From February through June 2022, FECM highlighted students conducting research in STEM fields through the HBCU-OMI Program. Learn more about one of these students below! 


Xian Wang

Xian Wang
Graduate Student (Ph.D.) in Physics, focused on quantum control and quantum computing
University of California, Riverside

What made you start pursuing studies in a STEM field and your particular area of specialization?
I believe that science and technology are the fundamental driving forces to make the world better. I feel that quantum information and computing could lead to revolutionary breakthroughs, which is why I decided to study the basics of quantum computing in graduate school.

What research topics and/or technical areas have you worked on through this HBCU-OMI Program?
As part of this HBCU-OMI program, I developed a gradient-based quantum control simulator1 that uses efficient analytical gradients in Python and MATLAB. This capability enables control of multiple qubit systems2 with external fields.

What aspect of your work through this program are you most proud of?
Through my research, I observed that multiple qubit systems can be studied with the fundamental principles of group theory3 based on the underlying symmetry of the system. This will greatly enhance the understanding and control of multiple qubit systems.

Have you published, or are you working on publishing any papers through your work in this program?
In related past work I published the following papers on quantum control algorithms:

Raza, A., Hong, C., Wang, X. X., Kumar, A., Shelton, C. R., & Wong, B. M. (2020) NIC-CAGE: An open-source software package for predicting optimal control fields in photo-excited chemical systems. Computer Physics Communications, 258, 107541.

Wang, X. X.; Kumar, A.; Shelton, C. R.; Wong, B. Harnessing deep neural networks to solve inverse problems in quantum dynamics: machine-learned predictions of time-dependent optimal control fields. Physical Chemistry Chemical Physics 2020, 22(40), 22889-22899.

I am currently working on a paper to extend these previous works for the qubits used in this HBCU-OMI Program.

How has your research through the HBCU-OMI Program helped you to learn more about your field and career opportunities?
This program helped me to establish my first study in quantum control / quantum information. My current study will potentially enhance the speed for controlling multiple qubit systems and push forward developments in this field.

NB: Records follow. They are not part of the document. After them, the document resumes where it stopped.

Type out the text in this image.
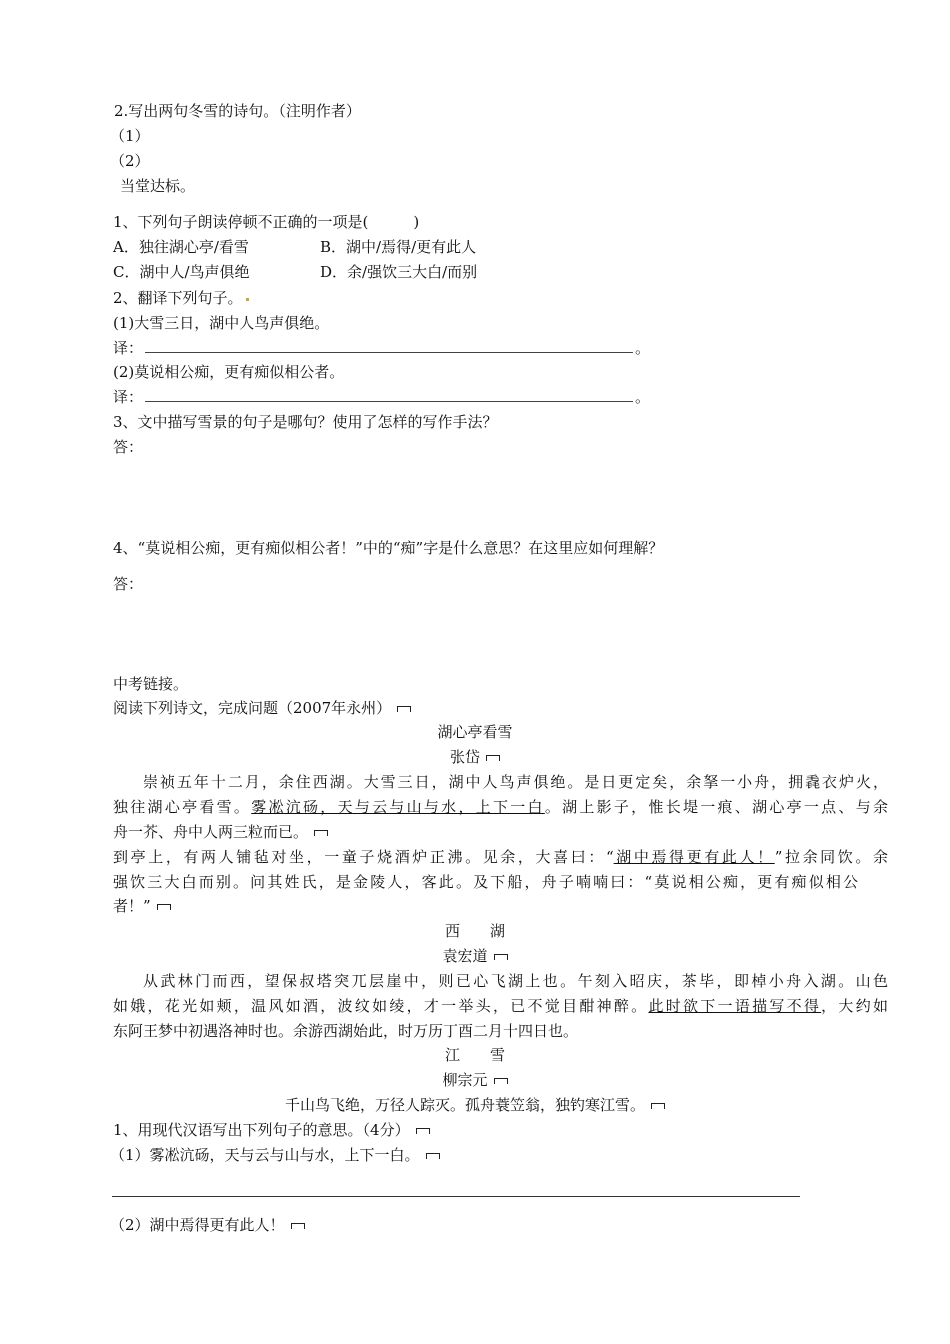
2.写出两句冬雪的诗句。（注明作者）
（1）
（2）
当堂达标。
1、下列句子朗读停顿不正确的一项是(　　　)
A．独往湖心亭/看雪	B．湖中/焉得/更有此人
C．湖中人/鸟声俱绝	D．余/强饮三大白/而别
2、翻译下列句子。
(1)大雪三日，湖中人鸟声俱绝。
译：	。
(2)莫说相公痴，更有痴似相公者。
译：	。
3、文中描写雪景的句子是哪句？使用了怎样的写作手法？
答：
4、“莫说相公痴，更有痴似相公者！”中的“痴”字是什么意思？在这里应如何理解？
答：
中考链接。
阅读下列诗文，完成问题（2007年永州）
湖心亭看雪
张岱
崇祯五年十二月，余住西湖。大雪三日，湖中人鸟声俱绝。是日更定矣，余拏一小舟，拥毳衣炉火，
独往湖心亭看雪。雾凇沆砀，天与云与山与水，上下一白。湖上影子，惟长堤一痕、湖心亭一点、与余
舟一芥、舟中人两三粒而已。
到亭上，有两人铺毡对坐，一童子烧酒炉正沸。见余，大喜曰：“湖中焉得更有此人！”拉余同饮。余
强饮三大白而别。问其姓氏，是金陵人，客此。及下船，舟子喃喃曰：“莫说相公痴，更有痴似相公
者！”
西　　湖
袁宏道
从武林门而西，望保叔塔突兀层崖中，则已心飞湖上也。午刻入昭庆，茶毕，即棹小舟入湖。山色
如娥，花光如颊，温风如酒，波纹如绫，才一举头，已不觉目酣神醉。此时欲下一语描写不得，大约如
东阿王梦中初遇洛神时也。余游西湖始此，时万历丁酉二月十四日也。
江　　雪
柳宗元
千山鸟飞绝，万径人踪灭。孤舟蓑笠翁，独钓寒江雪。
1、用现代汉语写出下列句子的意思。（4分）
（1）雾凇沆砀，天与云与山与水，上下一白。
（2）湖中焉得更有此人！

Any final thoughts on your experience as a student in the HBCU-OMI Program?
I feel that a good understanding of fundamental principles using mathematics and science is important to innovative studies. When a topic becomes popular, many people try to seek quick opportunities, but only those who truly understand the underlying physics and mathematics will be successful.


To learn more about the HBCU-OMI Program, read our introductory blog post for this student spotlight series, download our infographic, and visit NETL’s University Training and Research page.  


1 A quantum simulator allows for the study of a quantum system in a programmable fashion.
2 A qubit, or quantum bit, is the basic unit of quantum information, the quantum version of the binary bit used in classical computing. A qubit is a two-state (or two-level) quantum-mechanical system, one of the simplest quantum systems displaying the peculiarity of quantum mechanics. A multiple qubit system is a collection of multiple qubits that is treated as one system.
3 Group theory is a mathematical discipline with applications to physical systems.